Local handoff - AINA Data Engine Room - 2026-06-15

M2 Workflow Embedding Checkpoint

A small clean-before-embed run completed the jobs-research workflow vector family.

Ali Mehdi Mukadam - co-authored with Codex - 2026-06-15

The Single Idea

M2 now has one more clean source-authoritative family embedded: the remaining jobs_research_workflow repaired chunks. This was a small progressive live run, not a batch run and not a broad title expansion.

01

What changed

The workflow family moved through the clean-before-embed ladder: repaired corpus confirmation, deterministic semantic QA, dry-run candidate selection, small live Vertex ADC embedding, AIN-510, vector reconciliation, source-authority registry refresh, exposure scan, runtime readiness, AIN-506, and full validation.

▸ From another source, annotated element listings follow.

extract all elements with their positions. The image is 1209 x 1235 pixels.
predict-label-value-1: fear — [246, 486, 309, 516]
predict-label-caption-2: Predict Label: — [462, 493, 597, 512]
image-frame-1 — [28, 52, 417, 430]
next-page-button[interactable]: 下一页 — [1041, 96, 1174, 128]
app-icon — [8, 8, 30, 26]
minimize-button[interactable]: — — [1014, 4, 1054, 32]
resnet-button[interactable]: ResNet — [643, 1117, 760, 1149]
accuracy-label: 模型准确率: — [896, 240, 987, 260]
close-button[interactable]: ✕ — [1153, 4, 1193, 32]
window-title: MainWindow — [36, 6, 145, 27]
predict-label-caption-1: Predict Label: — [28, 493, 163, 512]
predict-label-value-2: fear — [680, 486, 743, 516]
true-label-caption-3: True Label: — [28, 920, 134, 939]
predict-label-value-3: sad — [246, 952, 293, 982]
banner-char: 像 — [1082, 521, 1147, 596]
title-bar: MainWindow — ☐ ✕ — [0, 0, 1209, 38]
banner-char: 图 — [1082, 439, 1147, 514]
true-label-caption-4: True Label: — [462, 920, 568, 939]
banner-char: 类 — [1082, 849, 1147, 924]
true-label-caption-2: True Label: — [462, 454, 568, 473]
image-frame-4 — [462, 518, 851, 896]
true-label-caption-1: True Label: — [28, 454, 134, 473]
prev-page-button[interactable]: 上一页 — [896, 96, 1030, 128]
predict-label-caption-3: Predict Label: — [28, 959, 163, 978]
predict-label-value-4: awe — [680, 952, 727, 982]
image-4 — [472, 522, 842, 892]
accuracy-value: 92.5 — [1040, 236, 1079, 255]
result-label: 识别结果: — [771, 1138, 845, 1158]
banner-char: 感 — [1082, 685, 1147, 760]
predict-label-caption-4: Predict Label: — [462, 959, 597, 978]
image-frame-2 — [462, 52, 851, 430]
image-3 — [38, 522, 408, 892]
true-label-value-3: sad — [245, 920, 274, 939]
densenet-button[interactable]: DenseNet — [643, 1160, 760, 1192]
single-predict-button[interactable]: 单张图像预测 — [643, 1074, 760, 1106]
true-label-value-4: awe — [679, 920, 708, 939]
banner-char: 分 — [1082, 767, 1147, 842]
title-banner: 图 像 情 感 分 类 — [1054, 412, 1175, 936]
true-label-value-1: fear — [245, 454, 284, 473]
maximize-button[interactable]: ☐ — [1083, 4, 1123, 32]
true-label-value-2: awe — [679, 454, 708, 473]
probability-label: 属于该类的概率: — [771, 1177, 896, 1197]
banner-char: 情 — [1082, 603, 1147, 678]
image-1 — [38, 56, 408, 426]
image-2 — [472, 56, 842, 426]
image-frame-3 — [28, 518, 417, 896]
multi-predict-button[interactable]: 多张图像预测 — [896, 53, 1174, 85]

  1. Confirmed the repaired corpus exists for jobs_research_workflow.
  2. Ran deterministic semantic QA over 50 workflow rows.
  3. Dry-ran Gemini candidate selection with repaired chunks included.
  4. Embedded the 56 missing workflow vectors.
  5. Refreshed the receipts that make the vector snapshot authoritative locally.
02

Live embedding scope

89workflow rows
56new vectors
0failed rows
7,066accepted vectors
ItemResult
Source familyjobs_research_workflow
Existing vectors before run33
jobs_research_workflow vector count after run89
Workflow-related vector count after run99
Stale vectors after AIN-5100
Known-pair cosine gap0.190463

The live call used Gemini Embedding 2 at 768 dimensions through Vertex ADC on project aina-495702. No Developer API key route was used.

03

Semantic QA proof

jobs_research_workflow semantic QA passed with 50 sampled rows, 50 passes, no failures, no raw JD key hits, and no legacy review gate hits. The adjacent jobs_research_tool plus workflow_tool_evidence family also passed QA; the dry run found no new candidates because all 83 chunks already had accepted vectors.

04

Locked boundaries

The run did not change runtime or release posture. Public runtime, real-user data, external writes, production telemetry, runtime embedding authority, batch promotion, and donor repo mutation all remain off.

05

Verification

uv run aina-data-engine --root /srv/aina/aina-data-engine-room production-embedding-semantic-qa --source-family jobs_research_tool --source-family workflow_tool_evidence --limit 50
uv run aina-data-engine --root /srv/aina/aina-data-engine-room production-embedding-semantic-qa --source-family jobs_research_workflow --limit 50
uv run aina-data-engine --root /srv/aina/aina-data-engine-room gemini-embedding-run --source-family jobs_research_workflow --include-repaired --max-new 100 --selection-mode progressive --workers 4 --timeout-seconds 60 --max-retries 4 --write-every 25 --allow-live-gemini --confirm-paid-api
uv run aina-data-engine --root /srv/aina/aina-data-engine-room ain-510-retrieval-promotion-gate
uv run aina-data-engine --root /srv/aina/aina-data-engine-room production-chunk-vector-reconciliation
uv run aina-data-engine --root /srv/aina/aina-data-engine-room source-authority-registry-v2
uv run aina-data-engine --root /srv/aina/aina-data-engine-room docs-frontmatter-check
uv run aina-data-engine --root /srv/aina/aina-data-engine-room artifact-exposure-scan
uv run aina-data-engine --root /srv/aina/aina-data-engine-room production-runtime-readiness
uv run aina-data-engine --root /srv/aina/aina-data-engine-room ain-506-p0-gate
uv run aina-data-engine --root /srv/aina/aina-data-engine-room validate

All passed after rerunning vector reconciliation serially. A first reconciliation attempt was run in parallel with AIN-510 and read the old vector count; the serialized rerun is the durable receipt.

06

Next work

Continue M2 with another bounded source family. Recommended order: workflow_seed / workflow_intelligence, then jobs_research_responsibility, and only then serviceable_title after stronger source-authority repair proof.

cd /srv/aina/aina-data-engine-room
git status --short --branch
git log -3 --oneline
uv run aina-data-engine --root /srv/aina/aina-data-engine-room validate
uv run aina-data-engine --root /srv/aina/aina-data-engine-room ain-510-retrieval-promotion-gate
uv run aina-data-engine --root /srv/aina/aina-data-engine-room production-chunk-vector-reconciliation
Where to start

Do not return to broad title embedding until the source-family gate proves it will not re-embed stale labels or posting artifacts.